Republicans in Congress have been asserting for the entire first year of Barack Obama's presidency that he has no reason to believe that the agenda he campaigned on should be enacted. Again, it's as if the red state silent majority won the election, even though facts and reality contradict such an obvious fantasy. The truth is that Republicans don't have public majorities to speak of. Barack Obama won the presidential election by 9.5 million votes. Democrats control the House of Representatives and the Senate because there were elections. Democrats won the overwhelming majority of those elections. The truth hurts, almost as much as losing an election hurts, but that's how representative democracy works. Try explaining that to the average Glenn Beck acolyte and you will receive a blank stare. Conservatives only prefer democracy and its subsequent results when the candidate that they prefer is installed by the Supreme Court after losing the election. This hysterical conservative anger about Barack Obama's agenda stems from severe bitterness and a complete disregard for factual reality. Like I said, the truth hurts. This brings us to another unhealthy red state voter obsession-unvarnished bigotry and its constant public visibility whenever conservatives voice their unhinged, fact-free opinions.

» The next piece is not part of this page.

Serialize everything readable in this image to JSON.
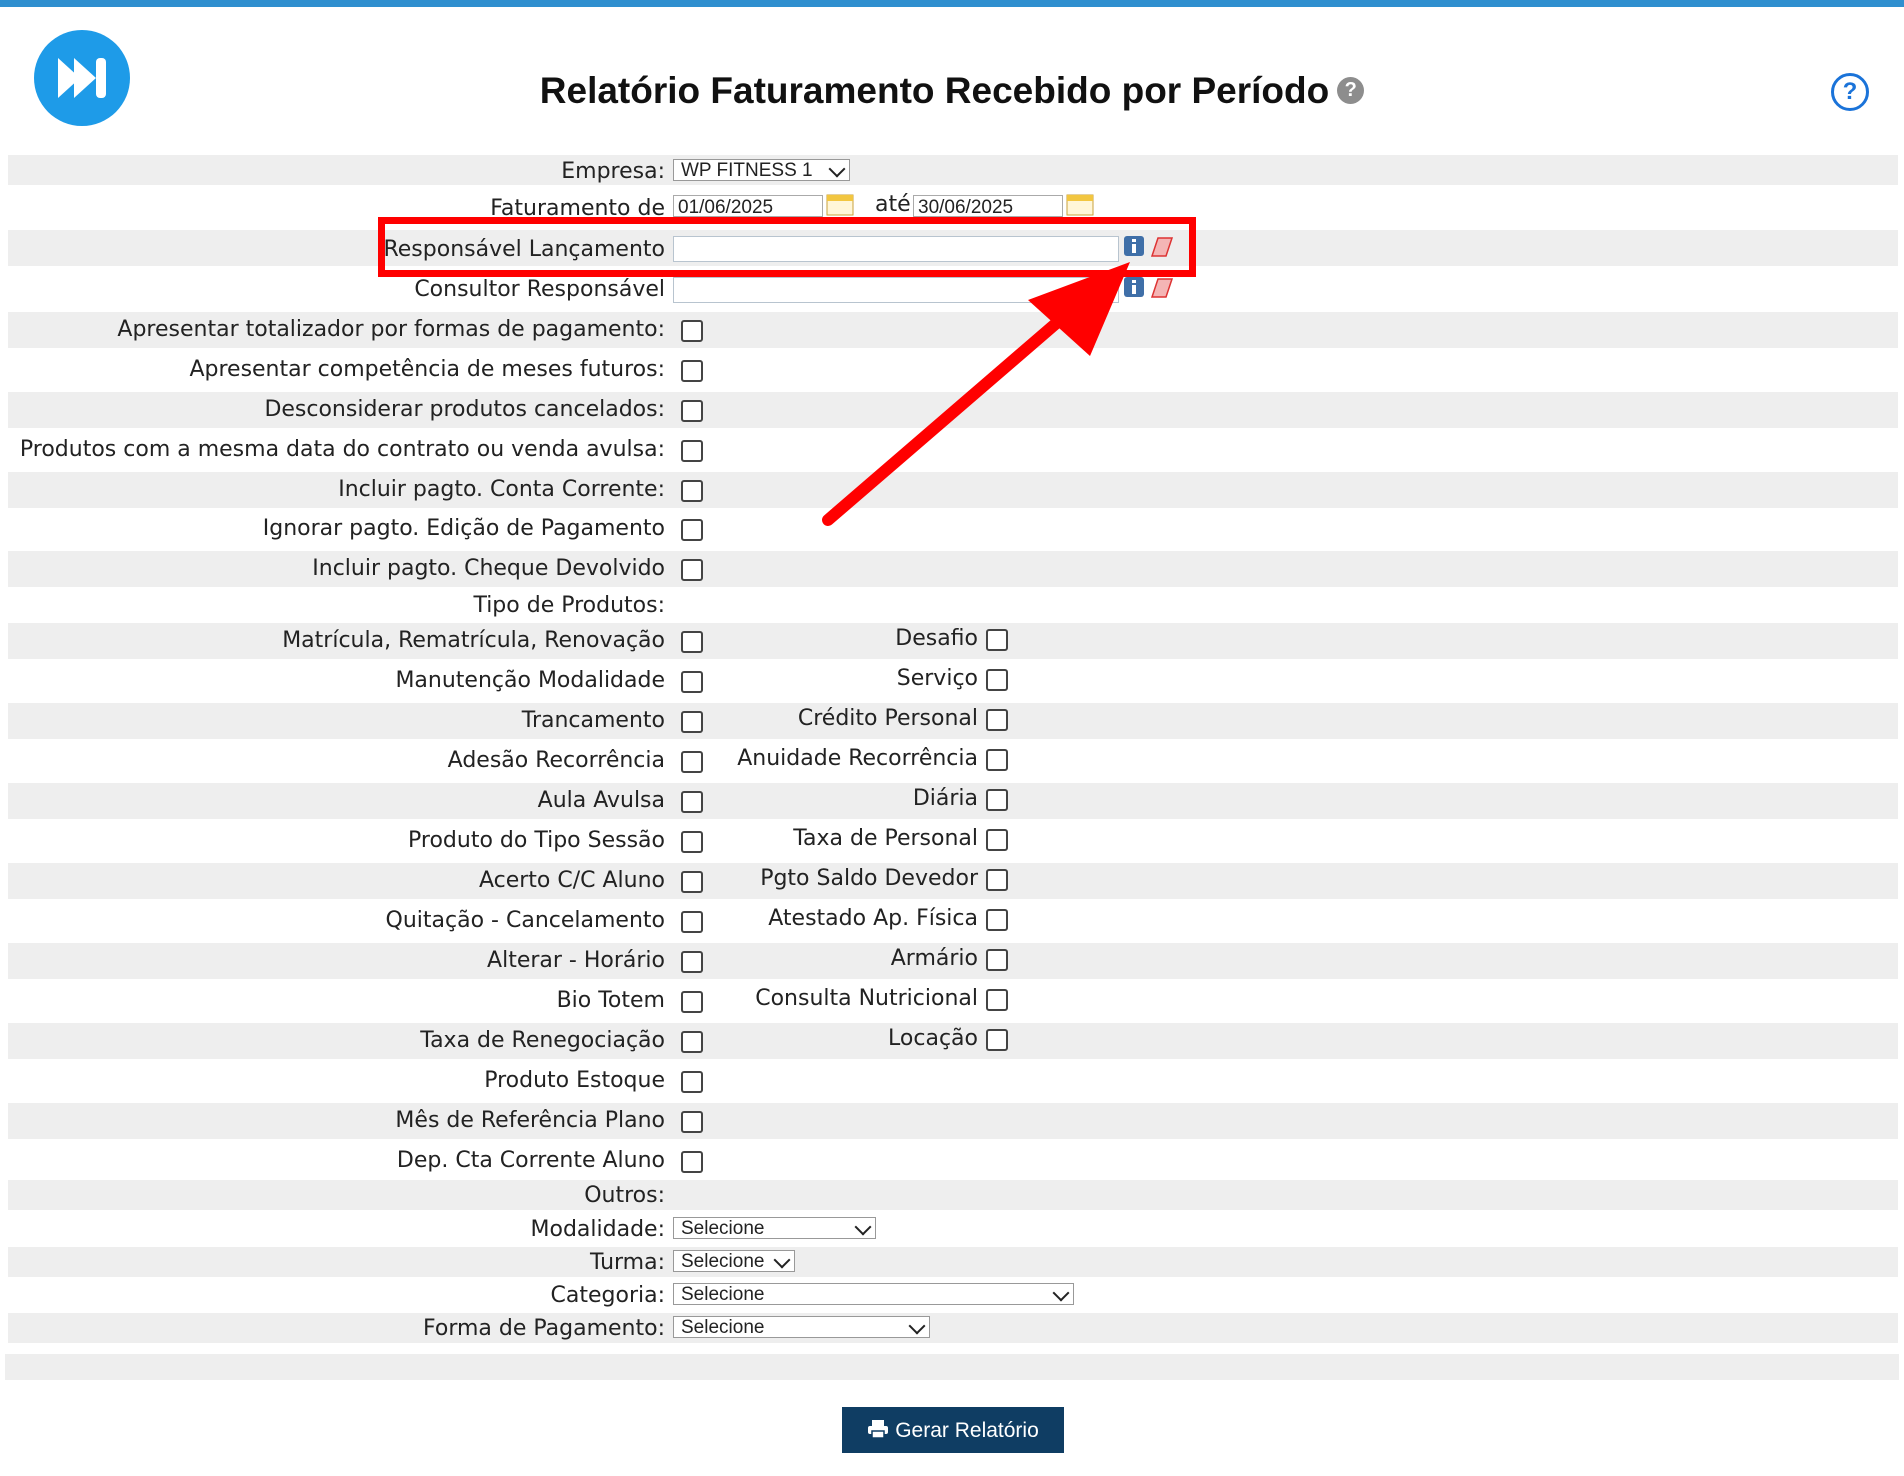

During the 2008 election, Sarah Palin made a habit of accusing Barack Obama of aiding and abetting terrorism. Like so many other popular conservative assertions, Sarah Palin's accusation had no basis in reality. Barack Obama was a child when Bill Ayers was planting bombs. Fox News and its hate-spewing commentators have pursued a fanatical vendetta against ACORN, accusing the organization of stealing the 2008 election and operating as a criminal enterprise. It’s only a minor coincidence that ACORN is staffed overwhelmingly by less-than-wealthy liberal brown people that don't often vote for Republicans. Glenn Beck has asserted that Democrats in Congress and Barack Obama are attempting to pursue reparations. I'm unaware of any such legislation with that goal currently being considered by Congress, but the people at Fox News seem absolutely certain. To hear conservatives complain about Barack Obama's agenda is to hear a laundry list of racial grievances. Conservatives fear that illegal immigrants (code for brown people) will receive healthcare. Conservatives fear that redistribution of wealth will occur and that welfare queens (code for brown people) will unfairly benefit. Conservatives fear that ACORN (extremely obvious code for brown people) will use the census to dismantle democracy. All of these fears are above and beyond nonsensical, but they are enunciated by prominent conservatives for the purpose of stoking irrational white racial fear.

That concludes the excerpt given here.